Operations

class AllOk(
none_is_ok: bool = False,
nan_is_ok: bool = False,
*,
tags: str | list[str] | None = None,
)

Bases: BoolCriteria

Categories:

dq-operator

A boolean criteria that selects records where all boolean classifiers pass (True).

class AnyFailed(
none_is_ok: bool = False,
nan_is_ok: bool = False,
*,
tags: str | list[str] | None = None,
)

Bases: BoolCriteria

Categories:

dq-operator

A boolean criteria that selects records where at least one boolean classifier fails (False).

class Enrich(
to_table: str | None = None,
*,
tags: str | list[str] | None = None,
)

Bases: TagOperator

Categories:

dq-operator

An operator that adds the data quality classifier columns to the original table frame. It does not remove any row from the original table.

property to_table: str | None

Returns the destination table with the enriched data quality classifier columns. If None, the original table is used.

class Fail(
criteria: Criteria,
threshold: Threshold,
)

Bases: CriteriaOperator

Categories:

dq-operator

An operator that fails the current transaction if a data quality threshold is met.

property threshold: Threshold

Returns the threshold for this Fail operation.

class Filter(
criteria: Criteria,
to_table: str | None = None,
include_quality_columns: Literal['none', 'criteria', 'all'] = 'none',
)

Bases: CriteriaOperator

Categories:

dq-operator

An operator that filters rows from a table based on data quality criteria.
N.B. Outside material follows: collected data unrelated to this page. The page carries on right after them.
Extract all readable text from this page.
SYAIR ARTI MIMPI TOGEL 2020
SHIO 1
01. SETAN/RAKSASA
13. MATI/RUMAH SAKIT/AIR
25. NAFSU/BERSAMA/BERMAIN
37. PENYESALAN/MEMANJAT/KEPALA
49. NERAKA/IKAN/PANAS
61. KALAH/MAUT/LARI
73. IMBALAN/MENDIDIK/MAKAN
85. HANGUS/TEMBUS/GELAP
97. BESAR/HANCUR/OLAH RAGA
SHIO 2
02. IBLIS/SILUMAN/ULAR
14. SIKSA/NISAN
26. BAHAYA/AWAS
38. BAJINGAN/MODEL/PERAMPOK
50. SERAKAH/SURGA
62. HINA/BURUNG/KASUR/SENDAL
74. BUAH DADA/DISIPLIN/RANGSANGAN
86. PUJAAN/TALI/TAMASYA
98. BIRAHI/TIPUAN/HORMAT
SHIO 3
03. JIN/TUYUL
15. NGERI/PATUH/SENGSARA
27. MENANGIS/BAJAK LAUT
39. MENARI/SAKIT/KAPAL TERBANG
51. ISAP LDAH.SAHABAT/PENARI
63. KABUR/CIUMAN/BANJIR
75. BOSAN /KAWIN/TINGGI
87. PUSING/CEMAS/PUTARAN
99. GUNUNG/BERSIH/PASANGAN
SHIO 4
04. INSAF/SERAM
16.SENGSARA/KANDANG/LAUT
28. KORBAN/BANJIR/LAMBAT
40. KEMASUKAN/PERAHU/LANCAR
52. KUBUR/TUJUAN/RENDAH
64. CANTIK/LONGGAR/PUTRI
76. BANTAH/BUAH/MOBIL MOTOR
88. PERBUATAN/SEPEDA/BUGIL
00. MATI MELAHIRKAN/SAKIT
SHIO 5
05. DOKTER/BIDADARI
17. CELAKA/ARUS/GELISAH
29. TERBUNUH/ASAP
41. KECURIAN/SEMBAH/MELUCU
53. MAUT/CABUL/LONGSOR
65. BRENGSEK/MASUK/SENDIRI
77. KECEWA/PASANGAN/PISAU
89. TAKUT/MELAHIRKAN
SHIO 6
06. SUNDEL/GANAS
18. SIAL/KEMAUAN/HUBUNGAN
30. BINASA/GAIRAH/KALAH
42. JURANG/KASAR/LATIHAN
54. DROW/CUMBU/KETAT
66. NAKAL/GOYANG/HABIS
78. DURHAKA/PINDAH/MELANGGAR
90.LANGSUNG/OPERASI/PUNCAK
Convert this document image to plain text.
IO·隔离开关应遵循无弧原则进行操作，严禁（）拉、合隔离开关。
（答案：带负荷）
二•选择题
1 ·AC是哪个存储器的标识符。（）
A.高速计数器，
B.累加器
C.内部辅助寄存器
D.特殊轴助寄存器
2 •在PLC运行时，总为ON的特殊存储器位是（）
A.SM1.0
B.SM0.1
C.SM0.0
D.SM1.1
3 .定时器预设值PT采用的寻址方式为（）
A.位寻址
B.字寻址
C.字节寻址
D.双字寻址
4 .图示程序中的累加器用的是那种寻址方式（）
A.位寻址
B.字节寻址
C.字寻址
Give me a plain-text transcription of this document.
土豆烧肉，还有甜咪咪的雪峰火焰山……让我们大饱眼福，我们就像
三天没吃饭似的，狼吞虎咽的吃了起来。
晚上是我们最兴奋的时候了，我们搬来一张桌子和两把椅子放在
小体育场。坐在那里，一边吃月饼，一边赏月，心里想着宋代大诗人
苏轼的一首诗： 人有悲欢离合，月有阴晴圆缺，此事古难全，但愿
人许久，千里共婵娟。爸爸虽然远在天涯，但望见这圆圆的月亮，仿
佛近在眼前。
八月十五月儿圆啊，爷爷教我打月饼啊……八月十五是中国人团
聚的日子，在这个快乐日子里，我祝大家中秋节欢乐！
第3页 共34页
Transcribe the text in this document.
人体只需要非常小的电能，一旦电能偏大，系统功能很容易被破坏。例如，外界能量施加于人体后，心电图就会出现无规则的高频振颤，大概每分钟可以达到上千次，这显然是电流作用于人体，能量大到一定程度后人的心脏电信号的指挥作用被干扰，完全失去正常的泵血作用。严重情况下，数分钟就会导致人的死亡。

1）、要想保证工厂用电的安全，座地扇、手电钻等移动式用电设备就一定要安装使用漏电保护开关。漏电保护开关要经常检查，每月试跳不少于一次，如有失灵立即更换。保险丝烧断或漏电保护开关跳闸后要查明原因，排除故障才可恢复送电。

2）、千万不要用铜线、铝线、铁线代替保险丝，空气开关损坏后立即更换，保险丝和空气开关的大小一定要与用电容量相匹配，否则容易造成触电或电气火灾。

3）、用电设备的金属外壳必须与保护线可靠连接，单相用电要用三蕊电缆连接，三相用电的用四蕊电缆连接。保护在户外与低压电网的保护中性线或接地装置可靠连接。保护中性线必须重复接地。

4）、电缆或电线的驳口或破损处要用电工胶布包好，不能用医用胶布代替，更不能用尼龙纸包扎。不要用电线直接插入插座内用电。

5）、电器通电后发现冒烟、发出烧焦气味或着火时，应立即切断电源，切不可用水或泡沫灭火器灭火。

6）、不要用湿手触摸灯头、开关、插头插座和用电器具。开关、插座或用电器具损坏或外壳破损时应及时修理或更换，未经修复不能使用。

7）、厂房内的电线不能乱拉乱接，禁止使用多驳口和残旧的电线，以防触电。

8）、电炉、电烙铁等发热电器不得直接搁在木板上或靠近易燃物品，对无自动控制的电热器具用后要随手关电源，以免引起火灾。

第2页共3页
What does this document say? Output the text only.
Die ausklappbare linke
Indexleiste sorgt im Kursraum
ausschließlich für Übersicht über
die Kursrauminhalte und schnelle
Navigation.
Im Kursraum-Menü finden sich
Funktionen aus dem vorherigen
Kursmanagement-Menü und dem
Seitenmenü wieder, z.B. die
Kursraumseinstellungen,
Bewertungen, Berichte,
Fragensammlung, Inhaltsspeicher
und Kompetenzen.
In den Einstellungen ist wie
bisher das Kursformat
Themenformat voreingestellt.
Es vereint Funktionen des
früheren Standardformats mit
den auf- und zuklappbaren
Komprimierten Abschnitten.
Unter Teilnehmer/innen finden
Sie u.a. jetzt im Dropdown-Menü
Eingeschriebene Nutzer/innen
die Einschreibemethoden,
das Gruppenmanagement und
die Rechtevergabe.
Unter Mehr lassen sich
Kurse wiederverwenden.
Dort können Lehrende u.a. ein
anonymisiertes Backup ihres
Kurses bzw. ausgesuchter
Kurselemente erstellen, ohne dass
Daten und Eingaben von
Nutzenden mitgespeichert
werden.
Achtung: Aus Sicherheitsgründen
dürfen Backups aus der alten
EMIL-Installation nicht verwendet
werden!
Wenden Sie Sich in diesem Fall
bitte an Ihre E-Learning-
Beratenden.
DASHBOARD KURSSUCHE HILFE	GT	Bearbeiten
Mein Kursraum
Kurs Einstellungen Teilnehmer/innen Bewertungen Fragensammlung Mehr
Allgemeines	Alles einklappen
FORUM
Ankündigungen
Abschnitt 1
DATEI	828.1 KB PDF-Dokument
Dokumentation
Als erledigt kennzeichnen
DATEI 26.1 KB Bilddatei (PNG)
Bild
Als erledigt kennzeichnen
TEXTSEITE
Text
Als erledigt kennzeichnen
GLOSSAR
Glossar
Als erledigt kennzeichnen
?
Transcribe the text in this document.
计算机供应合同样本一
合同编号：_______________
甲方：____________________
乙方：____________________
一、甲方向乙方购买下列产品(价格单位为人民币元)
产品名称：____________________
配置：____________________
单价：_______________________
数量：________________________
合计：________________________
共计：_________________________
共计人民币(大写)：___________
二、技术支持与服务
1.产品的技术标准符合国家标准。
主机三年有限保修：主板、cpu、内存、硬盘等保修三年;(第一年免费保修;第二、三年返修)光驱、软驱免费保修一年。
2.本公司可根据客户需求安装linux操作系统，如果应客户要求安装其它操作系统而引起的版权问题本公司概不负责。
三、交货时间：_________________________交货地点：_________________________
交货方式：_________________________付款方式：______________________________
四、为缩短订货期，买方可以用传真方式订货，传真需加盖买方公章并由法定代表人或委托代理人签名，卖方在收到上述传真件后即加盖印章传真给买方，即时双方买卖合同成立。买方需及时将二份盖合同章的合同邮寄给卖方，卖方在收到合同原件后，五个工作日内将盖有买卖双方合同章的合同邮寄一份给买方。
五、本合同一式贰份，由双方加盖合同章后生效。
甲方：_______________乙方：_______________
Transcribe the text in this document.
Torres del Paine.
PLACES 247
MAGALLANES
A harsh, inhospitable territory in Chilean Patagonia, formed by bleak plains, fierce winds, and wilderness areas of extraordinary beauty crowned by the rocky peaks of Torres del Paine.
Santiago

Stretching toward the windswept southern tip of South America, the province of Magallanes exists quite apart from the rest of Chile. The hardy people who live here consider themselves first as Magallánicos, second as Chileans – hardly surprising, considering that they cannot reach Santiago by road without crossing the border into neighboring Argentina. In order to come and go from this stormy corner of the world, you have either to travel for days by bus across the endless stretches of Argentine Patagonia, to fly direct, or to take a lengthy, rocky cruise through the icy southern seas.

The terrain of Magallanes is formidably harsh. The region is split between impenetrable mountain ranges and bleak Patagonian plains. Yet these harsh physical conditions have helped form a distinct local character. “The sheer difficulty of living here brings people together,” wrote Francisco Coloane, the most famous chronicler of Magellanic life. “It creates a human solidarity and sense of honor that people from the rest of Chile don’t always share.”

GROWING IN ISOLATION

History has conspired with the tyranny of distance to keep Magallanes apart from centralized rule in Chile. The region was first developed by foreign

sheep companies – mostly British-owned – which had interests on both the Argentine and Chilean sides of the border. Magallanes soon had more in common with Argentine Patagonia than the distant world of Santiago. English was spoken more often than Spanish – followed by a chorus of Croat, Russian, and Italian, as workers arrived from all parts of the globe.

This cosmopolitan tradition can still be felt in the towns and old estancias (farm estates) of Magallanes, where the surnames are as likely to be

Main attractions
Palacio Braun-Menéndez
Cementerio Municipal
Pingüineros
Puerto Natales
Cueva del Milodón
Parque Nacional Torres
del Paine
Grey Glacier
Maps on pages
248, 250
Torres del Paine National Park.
The filtered rows are removed from the table being processed. They can either be discarded or redirected to another table.

property include_quality_columns: Literal['none', 'criteria', 'all']

Returns the data quality columns to included in the table with filtered out data.

property to_table: str | None

Returns the destination table for filtered rows, or None if they are discarded.

class InBins(
column_name: str,
bins: Annotated[int, Strict(strict=True), FieldInfo(annotation=NoneType, required=True, metadata=[Ge(ge=0), Le(le=100)])] | Literal['none', 'nan', 'underflow', 'overflow'] | Annotated[list[Annotated[int, Strict(strict=True), FieldInfo(annotation=NoneType, required=True, metadata=[Ge(ge=0), Le(le=100)])] | Literal['none', 'nan', 'underflow', 'overflow']], Strict],
)

Bases: CategoryCriteria

Categories:

dq-operator

A category criteria that selects records where the value in the specified columns falls into one of the given bins.

class NotInBins(
column_name: str,
bins: Annotated[int, Strict(strict=True), FieldInfo(annotation=NoneType, required=True, metadata=[Ge(ge=0), Le(le=100)])] | Literal['none', 'nan', 'underflow', 'overflow'] | Annotated[list[Annotated[int, Strict(strict=True), FieldInfo(annotation=NoneType, required=True, metadata=[Ge(ge=0), Le(le=100)])] | Literal['none', 'nan', 'underflow', 'overflow']], Strict],
)

Bases: CategoryCriteria

Categories:

dq-operator

A category criteria that selects records where the value in the specified columns does not fall into any of the given bins.

class PercentThreshold(
percent: Annotated[int, Strict(strict=True), FieldInfo(annotation=NoneType, required=True, metadata=[Ge(ge=0), Le(le=100)])] | Annotated[float, Strict(strict=True), FieldInfo(annotation=NoneType, required=True, metadata=[Ge(ge=0), Le(le=100)])],
)

Bases: Threshold

Categories:

dq-operator

A threshold based on a percentage of total rows.

property percent: float

Returns the percentage for the threshold.

class Select(
criteria: Criteria,
to_table: str,
include_quality_columns: Literal['none', 'criteria', 'all'] = 'none',
)

Bases: CriteriaOperator

Categories:

dq-operator

An operator that selects rows based on data quality criteria and writes them to another table.

This operation does not modify the original table.

property include_quality_columns: Literal['none', 'criteria', 'all']

Returns the data quality columns to included in the table with selected data.

property to_table: str

Returns the destination table for the selected rows.

class Summary(
table: str | None = None,
*,
tags: str | list[str] | None = None,
)

Bases: TagOperator

Categories:

dq-operator

An operator that generates a data quality summary report for a table.

property table: str | None

Returns the name of the data quality summary table.